The luxury British leathergoods company today reported full year sales and profits up strongly – with the first 11 weeks of the new financial year seeing a 9% sales rise.
Preliminary results for the year to March 31 saw pre-tax profit surging 226% to £6.2m from £1.9m a year ago. The company more than reversed the prior year’s £1.4m net loss with net profit of £2.6m, as revenue rose 5% to £155.9m and retail sales rose 8% to £118.7m.
Mulberry’s investment in onmnichannel also paid off with online sales up 19% to £21.4m and representing 14% of group sales compared to 12% a year earlier, a relatively high proportion for a luxury brand.
Thierry Andretta, Mulberry's chief executive, said last year was one of "significant progress" and saw new creative director Johnny Coca’s first collection being "well received by both the UK and international press and partners." Andretta added that "our UK manufacturing base, which produces around 50% of our bags, has remained a core strength and point of distinction."

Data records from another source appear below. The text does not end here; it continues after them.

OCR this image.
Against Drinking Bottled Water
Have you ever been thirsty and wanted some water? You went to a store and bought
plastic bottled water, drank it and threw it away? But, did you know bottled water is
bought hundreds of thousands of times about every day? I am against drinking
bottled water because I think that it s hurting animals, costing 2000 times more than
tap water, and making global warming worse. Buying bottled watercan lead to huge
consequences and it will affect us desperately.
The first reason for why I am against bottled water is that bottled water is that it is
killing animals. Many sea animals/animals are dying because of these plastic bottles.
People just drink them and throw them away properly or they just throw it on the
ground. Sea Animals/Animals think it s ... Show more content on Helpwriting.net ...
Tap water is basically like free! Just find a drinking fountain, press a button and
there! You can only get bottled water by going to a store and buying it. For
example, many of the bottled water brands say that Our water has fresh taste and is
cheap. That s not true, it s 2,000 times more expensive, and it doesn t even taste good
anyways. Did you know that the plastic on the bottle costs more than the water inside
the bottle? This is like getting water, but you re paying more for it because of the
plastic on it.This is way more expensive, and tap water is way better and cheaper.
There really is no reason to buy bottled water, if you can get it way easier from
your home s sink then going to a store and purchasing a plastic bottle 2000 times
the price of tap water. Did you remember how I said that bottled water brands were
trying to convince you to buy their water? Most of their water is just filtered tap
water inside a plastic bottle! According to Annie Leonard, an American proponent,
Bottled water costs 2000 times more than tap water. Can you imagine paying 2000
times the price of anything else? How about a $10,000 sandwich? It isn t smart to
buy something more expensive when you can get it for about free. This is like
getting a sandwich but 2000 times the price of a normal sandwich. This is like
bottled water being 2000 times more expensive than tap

The brand stumbled badly in recent years as it tried to tap into the ultra-luxury handbag market with a radical increase in average prices and luxe positioning. But poor customer reaction saw plunging profits and a falling share price leading to a strategic reversal that could have gone badly given the recent weakening in the luxury bags category.
Since then Mulberry appointed Coca, who joined from influencer label Céline last July, and followed a new pricing strategy that now mixes high-end with more affordable ‘premium’ price tags.
This also led to a marketing rethink. Coca, having redesigned Mulberry’s flagship Bayswater bag, launched a social media campaign around the redesign, targeting both new and existing customers. The #MyBayswater campaign featured both company-generated and user-generated content.
Mulberry also shook things up for its Christmas campaign with a video ad, created by Adam & Eve/DDB, that gently parodied the nativity. The spot, in which a handbag played the role of baby Jesus, generated plenty of complaints but these were not upheld by the Advertising Standards Authority.